Creen los espíritus optimistas que los países que implantaron y desarrollaron la economía capitalista de mercado seguirán aferrados a ella. Hay razones para creerlo y también para dudarlo. Pero es inútil divagar aquí sobre lo que resultará, en definitiva, de ese colosal conflicto que hoy se libra entre la propiedad privada y la propiedad pública de los medios de producción, entre el individualismo y el totalitarismo, entre la libertad y la autoritaria imposición. Todo lo que sobre el particular se puede decir en este momento podemos resumirlo en las tres afirmaciones siguientes:
1. Ninguna razón hay para pensar que en el conflicto ideológico al que nos referimos estén interviniendo fuerzas o tendencias que acabarán dando el triunfo a quienes procuran impulsar el mantenimiento y el reforzamiento de los vínculos sociales y el consiguiente incremento del bienestar material de la humanidad. Nadie puede afirmar que el progreso hacia situaciones cada vez más satisfactorias sea automático ni que resulte imposible recaer en las situaciones más deplorables.
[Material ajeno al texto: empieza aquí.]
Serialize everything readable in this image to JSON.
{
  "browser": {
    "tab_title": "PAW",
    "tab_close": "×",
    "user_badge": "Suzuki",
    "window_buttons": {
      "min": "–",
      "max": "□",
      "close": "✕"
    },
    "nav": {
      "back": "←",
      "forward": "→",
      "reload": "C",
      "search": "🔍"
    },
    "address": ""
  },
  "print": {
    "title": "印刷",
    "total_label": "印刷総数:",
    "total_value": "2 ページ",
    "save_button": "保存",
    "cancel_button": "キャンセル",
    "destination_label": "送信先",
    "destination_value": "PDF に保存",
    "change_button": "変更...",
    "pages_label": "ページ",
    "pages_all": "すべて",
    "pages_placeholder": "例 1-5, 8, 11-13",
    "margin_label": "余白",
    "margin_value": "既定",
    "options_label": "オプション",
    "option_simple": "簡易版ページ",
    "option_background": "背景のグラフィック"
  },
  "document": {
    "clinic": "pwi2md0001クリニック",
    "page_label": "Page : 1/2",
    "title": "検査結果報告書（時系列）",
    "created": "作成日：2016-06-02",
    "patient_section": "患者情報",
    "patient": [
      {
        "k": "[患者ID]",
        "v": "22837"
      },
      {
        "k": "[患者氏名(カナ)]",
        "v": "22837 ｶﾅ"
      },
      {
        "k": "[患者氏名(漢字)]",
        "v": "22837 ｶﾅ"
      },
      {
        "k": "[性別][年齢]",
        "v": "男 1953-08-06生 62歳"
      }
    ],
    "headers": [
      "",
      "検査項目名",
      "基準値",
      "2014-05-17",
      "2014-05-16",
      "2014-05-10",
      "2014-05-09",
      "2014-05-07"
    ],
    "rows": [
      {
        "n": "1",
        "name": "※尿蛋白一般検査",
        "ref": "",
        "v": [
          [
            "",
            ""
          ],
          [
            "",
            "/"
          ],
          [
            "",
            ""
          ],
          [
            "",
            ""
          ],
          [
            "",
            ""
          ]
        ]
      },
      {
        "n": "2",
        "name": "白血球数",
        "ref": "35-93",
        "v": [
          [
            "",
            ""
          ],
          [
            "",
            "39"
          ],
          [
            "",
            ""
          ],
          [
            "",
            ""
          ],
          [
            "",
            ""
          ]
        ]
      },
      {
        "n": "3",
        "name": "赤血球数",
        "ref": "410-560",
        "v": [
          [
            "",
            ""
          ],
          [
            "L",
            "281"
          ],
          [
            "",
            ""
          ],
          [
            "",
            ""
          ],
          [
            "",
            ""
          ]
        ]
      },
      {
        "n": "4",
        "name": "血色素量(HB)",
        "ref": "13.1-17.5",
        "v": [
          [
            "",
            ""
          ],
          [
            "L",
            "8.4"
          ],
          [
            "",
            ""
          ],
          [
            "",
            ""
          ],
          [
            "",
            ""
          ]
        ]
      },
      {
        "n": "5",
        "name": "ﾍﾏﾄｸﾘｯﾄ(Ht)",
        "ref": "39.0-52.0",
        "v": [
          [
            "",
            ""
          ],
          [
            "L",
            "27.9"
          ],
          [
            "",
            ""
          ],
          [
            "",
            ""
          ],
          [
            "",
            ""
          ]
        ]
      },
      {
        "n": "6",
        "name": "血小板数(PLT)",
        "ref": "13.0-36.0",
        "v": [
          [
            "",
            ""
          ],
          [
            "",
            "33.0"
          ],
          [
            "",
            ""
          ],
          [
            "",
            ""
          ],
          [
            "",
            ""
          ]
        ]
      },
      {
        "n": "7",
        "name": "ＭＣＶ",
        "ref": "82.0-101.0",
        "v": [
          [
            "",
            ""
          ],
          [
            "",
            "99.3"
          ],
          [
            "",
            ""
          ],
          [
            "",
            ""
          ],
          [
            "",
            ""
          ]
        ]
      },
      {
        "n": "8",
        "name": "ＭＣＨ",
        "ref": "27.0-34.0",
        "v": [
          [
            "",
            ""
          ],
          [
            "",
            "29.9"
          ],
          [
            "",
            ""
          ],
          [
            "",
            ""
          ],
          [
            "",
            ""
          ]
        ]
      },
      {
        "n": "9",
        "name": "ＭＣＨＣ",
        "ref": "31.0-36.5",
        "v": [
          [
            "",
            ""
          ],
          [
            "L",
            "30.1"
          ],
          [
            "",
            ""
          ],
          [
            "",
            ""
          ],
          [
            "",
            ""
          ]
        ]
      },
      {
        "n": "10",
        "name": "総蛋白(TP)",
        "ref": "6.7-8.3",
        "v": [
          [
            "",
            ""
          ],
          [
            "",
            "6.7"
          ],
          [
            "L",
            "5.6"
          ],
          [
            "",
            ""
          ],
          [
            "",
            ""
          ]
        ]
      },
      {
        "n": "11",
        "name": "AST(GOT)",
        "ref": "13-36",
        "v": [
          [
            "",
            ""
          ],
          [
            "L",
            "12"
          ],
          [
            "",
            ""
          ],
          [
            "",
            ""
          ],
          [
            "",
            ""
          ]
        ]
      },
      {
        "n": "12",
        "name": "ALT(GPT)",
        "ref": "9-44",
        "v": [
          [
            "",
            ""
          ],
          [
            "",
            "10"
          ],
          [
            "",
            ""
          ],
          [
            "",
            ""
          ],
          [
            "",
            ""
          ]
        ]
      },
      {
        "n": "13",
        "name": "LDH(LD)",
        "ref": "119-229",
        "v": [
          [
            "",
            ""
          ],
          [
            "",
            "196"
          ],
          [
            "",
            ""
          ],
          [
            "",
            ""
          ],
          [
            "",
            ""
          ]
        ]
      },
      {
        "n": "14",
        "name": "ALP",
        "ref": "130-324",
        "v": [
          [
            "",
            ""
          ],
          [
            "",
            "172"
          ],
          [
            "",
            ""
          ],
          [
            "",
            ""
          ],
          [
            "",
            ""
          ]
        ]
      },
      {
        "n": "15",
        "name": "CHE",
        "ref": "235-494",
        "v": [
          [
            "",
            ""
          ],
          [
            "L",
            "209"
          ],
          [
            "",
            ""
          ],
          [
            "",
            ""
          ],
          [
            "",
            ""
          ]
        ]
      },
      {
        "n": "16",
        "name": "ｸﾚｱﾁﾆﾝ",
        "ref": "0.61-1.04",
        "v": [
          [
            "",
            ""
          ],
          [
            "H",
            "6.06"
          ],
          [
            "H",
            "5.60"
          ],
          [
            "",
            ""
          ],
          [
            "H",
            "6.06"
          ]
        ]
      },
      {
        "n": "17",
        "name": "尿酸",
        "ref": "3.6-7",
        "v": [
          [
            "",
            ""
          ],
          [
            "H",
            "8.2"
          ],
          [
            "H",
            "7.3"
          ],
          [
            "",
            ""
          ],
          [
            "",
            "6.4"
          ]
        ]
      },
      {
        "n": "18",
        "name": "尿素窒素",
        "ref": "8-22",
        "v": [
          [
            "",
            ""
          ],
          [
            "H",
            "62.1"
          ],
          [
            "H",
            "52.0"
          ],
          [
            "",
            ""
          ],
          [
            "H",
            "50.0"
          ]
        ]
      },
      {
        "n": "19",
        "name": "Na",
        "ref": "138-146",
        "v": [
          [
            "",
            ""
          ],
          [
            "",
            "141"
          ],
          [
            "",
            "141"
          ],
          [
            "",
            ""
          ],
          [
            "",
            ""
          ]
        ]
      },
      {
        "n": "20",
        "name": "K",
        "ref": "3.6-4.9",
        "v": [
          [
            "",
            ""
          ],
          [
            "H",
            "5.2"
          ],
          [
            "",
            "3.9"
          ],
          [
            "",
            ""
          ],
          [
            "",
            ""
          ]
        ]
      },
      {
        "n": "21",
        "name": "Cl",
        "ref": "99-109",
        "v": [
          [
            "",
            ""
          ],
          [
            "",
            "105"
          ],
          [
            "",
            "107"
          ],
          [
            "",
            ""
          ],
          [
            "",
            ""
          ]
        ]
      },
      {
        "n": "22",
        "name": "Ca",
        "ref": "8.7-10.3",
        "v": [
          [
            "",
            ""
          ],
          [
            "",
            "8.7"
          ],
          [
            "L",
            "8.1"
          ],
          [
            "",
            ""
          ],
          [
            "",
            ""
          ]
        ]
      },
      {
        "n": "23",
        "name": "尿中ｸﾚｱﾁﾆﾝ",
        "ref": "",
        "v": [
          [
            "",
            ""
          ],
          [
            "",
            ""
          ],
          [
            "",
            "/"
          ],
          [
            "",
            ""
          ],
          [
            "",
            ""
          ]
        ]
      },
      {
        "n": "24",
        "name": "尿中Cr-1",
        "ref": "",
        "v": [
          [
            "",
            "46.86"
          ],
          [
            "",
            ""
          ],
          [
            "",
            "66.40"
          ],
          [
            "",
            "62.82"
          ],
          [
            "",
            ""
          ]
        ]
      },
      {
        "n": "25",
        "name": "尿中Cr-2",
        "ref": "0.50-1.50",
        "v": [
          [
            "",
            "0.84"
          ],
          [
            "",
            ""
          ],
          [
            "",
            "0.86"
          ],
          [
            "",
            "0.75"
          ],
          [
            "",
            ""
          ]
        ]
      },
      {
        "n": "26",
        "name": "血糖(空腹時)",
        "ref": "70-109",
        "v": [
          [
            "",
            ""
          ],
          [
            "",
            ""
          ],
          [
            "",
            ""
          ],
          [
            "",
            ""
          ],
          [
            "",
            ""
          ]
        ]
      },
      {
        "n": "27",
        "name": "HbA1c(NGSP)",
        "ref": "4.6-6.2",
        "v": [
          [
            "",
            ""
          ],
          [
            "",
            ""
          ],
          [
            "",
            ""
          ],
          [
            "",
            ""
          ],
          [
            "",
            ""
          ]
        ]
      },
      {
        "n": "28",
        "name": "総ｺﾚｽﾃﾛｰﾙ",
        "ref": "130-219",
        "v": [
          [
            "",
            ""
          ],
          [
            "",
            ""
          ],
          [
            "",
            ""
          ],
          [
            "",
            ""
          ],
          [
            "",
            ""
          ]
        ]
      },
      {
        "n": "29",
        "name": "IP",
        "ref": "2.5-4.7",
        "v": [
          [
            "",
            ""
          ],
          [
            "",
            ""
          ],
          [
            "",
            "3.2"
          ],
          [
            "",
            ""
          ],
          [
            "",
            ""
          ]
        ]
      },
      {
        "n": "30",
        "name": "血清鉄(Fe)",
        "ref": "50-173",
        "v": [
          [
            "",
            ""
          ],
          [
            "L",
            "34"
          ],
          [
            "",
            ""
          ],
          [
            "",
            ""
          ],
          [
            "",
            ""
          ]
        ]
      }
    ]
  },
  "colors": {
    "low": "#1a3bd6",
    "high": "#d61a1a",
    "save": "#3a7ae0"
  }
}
2. La gente tiene que optar entre la economía de mercado o el socialismo. Y no podrá eludir tan dramática elección recurriendo a «terceras soluciones», sea cual fuere el apelativo que les den.
3. Al abolir el cálculo económico, la adopción general del socialismo acabaría en un completo caos y en la desintegración de la cooperación social bajo la división del trabajo.